Langsung ke konten utama

Cerita 27 : Di Mana Ada Ketulusan di Situ Ada Rejeki yang Mengalir


Cerita 27 : Di Mana Ada Ketulusan di Situ Ada Rejeki yang Mengalir

Berikut ibu nyatakan pada saya melalui wejangan yang disajikan lewat tuturnya yang bersahaja namun istimewa.

Dari ketulusan selalu ada jalan. Meski sebagian orang mengatakan kalau "Ketulusan belum tentu dibalas dengan ketulusan, bahkan terkadang sebaliknya." Namun, ketulusan tetaplah ketulusan, yang murni terlahir dari hati nurani.
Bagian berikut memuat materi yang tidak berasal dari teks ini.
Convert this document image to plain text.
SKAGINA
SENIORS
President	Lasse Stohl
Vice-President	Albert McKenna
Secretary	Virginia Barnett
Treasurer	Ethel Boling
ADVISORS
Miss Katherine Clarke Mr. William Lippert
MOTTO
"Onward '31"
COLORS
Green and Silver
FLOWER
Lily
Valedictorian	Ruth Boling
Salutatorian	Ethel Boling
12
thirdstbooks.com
Oke, sekejap kita lupakan tentang ungkapan pesimistis orang-orang sekitar kita tentang kata "Tulus" Hanya saja, yang perlu kita ingat di dunia ini, Yang Berkuasa dan Maha Berkehendak hanyalah satu, yakni Allah azza wajalla.
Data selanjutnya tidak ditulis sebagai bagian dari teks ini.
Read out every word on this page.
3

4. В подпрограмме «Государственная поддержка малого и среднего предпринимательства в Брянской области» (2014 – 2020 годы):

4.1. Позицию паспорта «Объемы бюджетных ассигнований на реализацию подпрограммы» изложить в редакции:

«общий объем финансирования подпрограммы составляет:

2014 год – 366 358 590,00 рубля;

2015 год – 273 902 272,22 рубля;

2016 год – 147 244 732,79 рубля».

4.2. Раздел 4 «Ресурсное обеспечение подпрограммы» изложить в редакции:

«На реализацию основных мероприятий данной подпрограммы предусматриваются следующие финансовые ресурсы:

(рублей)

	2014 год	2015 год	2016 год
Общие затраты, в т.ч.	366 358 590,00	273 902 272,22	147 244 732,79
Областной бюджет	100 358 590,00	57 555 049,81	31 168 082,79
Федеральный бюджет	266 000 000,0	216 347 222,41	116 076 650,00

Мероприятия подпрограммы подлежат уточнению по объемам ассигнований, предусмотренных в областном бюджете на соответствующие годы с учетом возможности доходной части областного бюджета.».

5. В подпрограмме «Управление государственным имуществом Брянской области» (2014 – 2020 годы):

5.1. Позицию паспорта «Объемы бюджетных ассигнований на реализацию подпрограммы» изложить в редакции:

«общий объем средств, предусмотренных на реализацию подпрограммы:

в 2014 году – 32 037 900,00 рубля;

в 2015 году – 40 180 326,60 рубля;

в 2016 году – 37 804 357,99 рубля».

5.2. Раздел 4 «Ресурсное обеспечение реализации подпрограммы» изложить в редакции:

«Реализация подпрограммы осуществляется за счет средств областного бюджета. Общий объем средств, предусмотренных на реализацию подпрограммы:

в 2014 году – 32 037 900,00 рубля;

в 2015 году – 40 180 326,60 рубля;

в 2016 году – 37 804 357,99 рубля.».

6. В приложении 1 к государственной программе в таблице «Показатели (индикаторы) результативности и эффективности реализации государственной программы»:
Untuk apa kita berkata baik? Untuk Allah, SWT
Untuk apa kita berlaku benar? Hanya untuk Allah, SWT
Untuk apa kita beribadah? Tentu untuk Allah, SWT
Untuk apa kita bekerja? Ya, sudah pasti untuk Allah, SWT.
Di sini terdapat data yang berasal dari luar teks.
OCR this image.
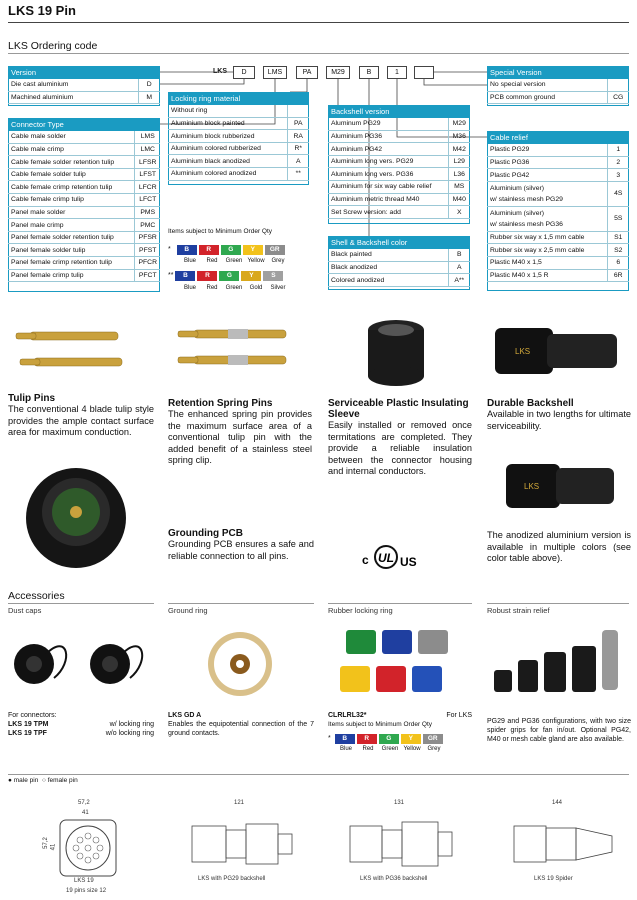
LKS 19 Pin
LKS Ordering code
LKS	D	LMS	PA	M29	B	1
Version	
Die cast aluminium	D
Machined aluminium	M
Connector Type	
Cable male solder	LMS
Cable male crimp	LMC
Cable female solder retention tulip	LFSR
Cable female solder tulip	LFST
Cable female crimp retention tulip	LFCR
Cable female crimp tulip	LFCT
Panel male solder	PMS
Panel male crimp	PMC
Panel female solder retention tulip	PFSR
Panel female solder tulip	PFST
Panel female crimp retention tulip	PFCR
Panel female crimp tulip	PFCT
Locking ring material	
Without ring	
Aluminium block painted	PA
Aluminium block rubberized	RA
Aluminium colored rubberized	R*
Aluminium black anodized	A
Aluminium colored anodized	**
Backshell version	
Aluminum PG29	M29
Aluminium PG36	M36
Aluminium PG42	M42
Aluminium long vers. PG29	L29
Aluminium long vers. PG36	L36
Aluminium for six way cable relief	MS
Aluminium metric thread M40	M40
Set Screw version: add	X
Shell & Backshell color	
Black painted	B
Black anodized	A
Colored anodized	A**
Special Version	
No special version	
PCB common ground	CG
Cable relief	
Plastic PG29	1
Plastic PG36	2
Plastic PG42	3
Aluminium (silver)
w/ stainless mesh PG29	4S
Aluminium (silver)
w/ stainless mesh PG36	5S
Rubber six way x 1,5 mm cable	S1
Rubber six way x 2,5 mm cable	S2
Plastic M40 x 1,5	6
Plastic M40 x 1,5 R	6R
Items subject to Minimum Order Qty
* B	R	G	Y GR
Blue Red Green Yellow Grey
** B	R	G	Y	S
Blue Red Green Gold Silver
LKS
Tulip Pins
The conventional 4 blade tulip style provides the ample contact surface area for maximum conduction.
Retention Spring Pins
The enhanced spring pin provides the maximum surface area of a conventional tulip pin with the added benefit of a stainless steel spring clip.
Serviceable Plastic Insulating Sleeve
Easily installed or removed once termitations are completed. They provide a reliable insulation between the connector housing and internal conductors.
Durable Backshell
Available in two lengths for ultimate serviceability.
LKS
Grounding PCB
Grounding PCB ensures a safe and reliable connection to all pins.	c UL US
The anodized aluminium version is available in multiple colors (see color table above).
Accessories
Dust caps	Ground ring	Rubber locking ring	Robust strain relief
For connectors:
LKS 19 TPM	w/ locking ring
LKS 19 TPF	w/o locking ring
LKS GD A
Enables the equipotential connection of the 7 ground contacts.
CLRLRL32*	For LKS
Items subject to Minimum Order Qty
* B	R	G	Y GR
Blue Red Green Yellow Grey
PG29 and PG36 configurations, with two size spider grips for fan in/out. Optional PG42, M40 or mesh cable gland are also available.
● male pin ○ female pin
57,2
41
57,2 41
LKS 19
19 pins size 12
121
LKS with PG29 backshell
131
LKS with PG36 backshell
144
LKS 19 Spider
Tidak ada yang mampu melawan kehendak Allah, SWT.
Lalu, untuk apa kita takut berlaku tulus hanya karena takut tidak dibalas setimpal?
Toh, yang berhak atas segala-galanya, termasuk ketulusan kita hanya Allah, SWT.
Yang berhak memberi kita rejeki juga Allah, SWT.